Tuesday, July 18, 2023

Q&A with Sara Flannery Murphy




Sara Flannery Murphy is the author of the new novel The Wonder State. Her other novels include Girl One. She lives in Utah.


Q: What inspired you to write The Wonder State, and how did you create your cast of characters?


A: I’ve always loved houses. Unlike my characters, I don’t break and enter, not even abandoned places. But homes fascinate me, both as buildings and as containers for people’s lives.


The Wonder State grew out of this obsession – what if houses held magic inside them, what if they could influence anyone who entered? I love haunted house stories, but I wanted to complicate that. Not just haunted houses, but blessed houses, cursed houses, mysterious houses.


Brandi Addams and Jay Carr were always at the core of the story. Their close friendship holds all the ambition of the teenage years … the way you want your childhood BFF to follow you into a new life, but also have this uncomfortable awareness that people grow apart.


There’s this tension where Jay adores Brandi, but is also getting curious about who she might be without this long-time friend. Her desire to leave Arkansas also intersects with the way she feels about Brandi, who embodies some of the stereotypes about the state that Jay wants to shake off (in all her youthful arrogance).


The rest of the group grew around these two. The twins, Hilma and Max, are the outsiders who take risks for fun, but don’t have as much skin in the game. Charlie is a smart misfit who’s been secretly longing to be pulled into an adventure. And Iggy is the guy who seems like he’s too popular to ever spend time with this ragtag group, but of course becomes an integral part.


I had a lot of fun bouncing the six friends off each other, both as brash, hopeful teens and then as jaded adults.  


Q: The story is set in the Arkansas Ozarks--how important is setting to you in your writing?

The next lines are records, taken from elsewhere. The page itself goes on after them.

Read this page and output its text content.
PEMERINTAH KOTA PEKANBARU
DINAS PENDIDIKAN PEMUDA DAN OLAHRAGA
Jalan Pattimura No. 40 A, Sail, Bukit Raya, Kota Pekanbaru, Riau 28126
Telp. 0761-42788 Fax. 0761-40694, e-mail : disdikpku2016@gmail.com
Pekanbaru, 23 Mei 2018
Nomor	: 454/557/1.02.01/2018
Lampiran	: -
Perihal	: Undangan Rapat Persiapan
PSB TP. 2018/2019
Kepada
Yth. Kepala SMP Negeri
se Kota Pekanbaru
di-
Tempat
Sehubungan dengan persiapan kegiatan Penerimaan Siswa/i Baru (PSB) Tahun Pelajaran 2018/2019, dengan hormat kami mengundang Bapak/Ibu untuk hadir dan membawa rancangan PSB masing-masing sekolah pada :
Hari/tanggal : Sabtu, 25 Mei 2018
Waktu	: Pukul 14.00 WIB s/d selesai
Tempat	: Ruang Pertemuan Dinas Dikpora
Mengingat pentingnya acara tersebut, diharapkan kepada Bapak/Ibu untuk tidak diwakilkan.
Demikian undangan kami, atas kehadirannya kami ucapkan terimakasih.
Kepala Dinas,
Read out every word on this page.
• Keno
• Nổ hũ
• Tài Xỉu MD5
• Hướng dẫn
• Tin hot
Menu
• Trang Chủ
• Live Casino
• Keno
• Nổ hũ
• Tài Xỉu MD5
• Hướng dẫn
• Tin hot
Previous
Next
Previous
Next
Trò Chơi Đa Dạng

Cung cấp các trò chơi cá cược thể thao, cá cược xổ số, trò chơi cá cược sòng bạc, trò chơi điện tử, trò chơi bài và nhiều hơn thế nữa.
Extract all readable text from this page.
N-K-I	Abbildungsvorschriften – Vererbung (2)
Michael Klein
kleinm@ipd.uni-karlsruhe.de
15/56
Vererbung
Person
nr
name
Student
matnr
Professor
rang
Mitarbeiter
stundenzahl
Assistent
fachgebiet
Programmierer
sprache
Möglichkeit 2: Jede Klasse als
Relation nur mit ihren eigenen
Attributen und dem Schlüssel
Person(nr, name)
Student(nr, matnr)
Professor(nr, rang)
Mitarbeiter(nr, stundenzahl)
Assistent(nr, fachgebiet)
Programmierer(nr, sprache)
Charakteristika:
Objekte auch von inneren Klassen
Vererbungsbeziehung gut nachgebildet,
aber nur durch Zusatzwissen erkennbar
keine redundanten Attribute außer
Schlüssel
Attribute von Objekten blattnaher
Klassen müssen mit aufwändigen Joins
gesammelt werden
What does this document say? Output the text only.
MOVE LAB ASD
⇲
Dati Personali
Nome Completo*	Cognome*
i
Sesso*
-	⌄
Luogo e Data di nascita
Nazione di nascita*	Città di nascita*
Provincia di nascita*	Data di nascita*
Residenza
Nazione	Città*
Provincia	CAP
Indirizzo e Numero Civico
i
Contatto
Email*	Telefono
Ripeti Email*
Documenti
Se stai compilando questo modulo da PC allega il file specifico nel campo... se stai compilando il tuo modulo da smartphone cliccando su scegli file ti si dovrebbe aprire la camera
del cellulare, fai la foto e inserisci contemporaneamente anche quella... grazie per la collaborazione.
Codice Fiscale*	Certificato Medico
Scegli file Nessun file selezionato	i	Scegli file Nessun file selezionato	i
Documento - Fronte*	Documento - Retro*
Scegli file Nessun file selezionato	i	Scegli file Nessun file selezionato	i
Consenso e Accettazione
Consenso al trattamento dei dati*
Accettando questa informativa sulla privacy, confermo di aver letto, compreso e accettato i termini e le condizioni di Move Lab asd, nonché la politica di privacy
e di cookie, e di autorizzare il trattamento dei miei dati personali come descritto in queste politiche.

A: I lived in Arkansas for the first 23 years of my life, and my teenage years were spent in the Ozarks. The town I lived in always felt beautiful and weird to me, full of Victorian architecture and hot springs, still influenced by the hippies who’d lived there in the 1970s. Also, the surrounding forests are so beautifully green – these steep rolling hills and towering bluffs.


I always knew I wanted to write a book set in the Ozarks. Maybe this book could’ve been set somewhere else – there are small towns all over the country, and the themes of belonging, nostalgia, and magic could apply to many of them. I certainly hope that holds true for my readers.


But for my particular writing process, I’m not sure I could’ve tapped into those precise emotions without returning to the Ozarks.

Q: Did you know how the novel would end before you started writing it, or did you make many changes along the way?


A: Initially, the friends were coming back to town to investigate a murder, not a disappearance, and this darker tone also influenced the ending. Once I shifted to exploring a disappearance instead, I also began to weave more hopeful threads into the overall story, including the ending.


I was writing this book during 2021, and maybe the overall stress and desire for escapism of that year influenced my decision to focus on a more optimistic sensibility. I felt like I couldn’t be overly cruel to my characters when everyone was already struggling.


And this softer approach ended up giving the book some more magic, I hope, as well as some of the nostalgia and warmth I miss from my favorite childhood reads.


Q: The writer Polly Stewart said of the book, “Sara Flannery Murphy’s The Wonder State is many things: a bittersweet coming-of-age tale, an engrossing portrait of life in the small-town Ozarks, and a brilliant allegory in which childhood longings for permanence and stability take a concrete form.” What do you think of that description?


A: I’m incredibly grateful to Polly for this description (and want to remind everyone to check out her thriller, The Good Ones).


I appreciate that she touches on so many of the things I only hoped to accomplish – coming-of-age story and a tribute to the Ozarks. It’s validating, after writing in the dark, to have your book emerge into the light and have writers you admire see some of the things you’re doing.


And I love the idea that the houses serve as an allegory for this longing to return back to a place you once knew and walk back inside the magic you’ve left behind. So much of The Wonder State grapples with questions of nostalgia: both the sweetness of it, and the way its dark undertow can capsize your current life. I appreciate that Polly articulated this so beautifully on my behalf.


Q: What are you working on now?


A: I’ve started working on my next novel, and I’m having a lot of fun with this project, which helps distract from the pre-pub nerves.


This book-in-progress plays with the relationship between readers, writers, and characters, which is something I’ve thought about endlessly as a reader. And my theories on the reader-writer relationship have only deepened since I became a published writer.


This novel is also my first attempt at horror, albeit more lighthearted horror, and plays with tulpas, fandom, deals with the devil, and amateur private investigators.  


Q: Anything else we should know?


A: My dedication acknowledges that this book was partially written for my fellow daydreamers, the people who are always looking for secret doorways and magic portals around every corner. I hope anybody who enjoyed portal fantasies as a kid (or beyond!) will find something interesting or relatable here.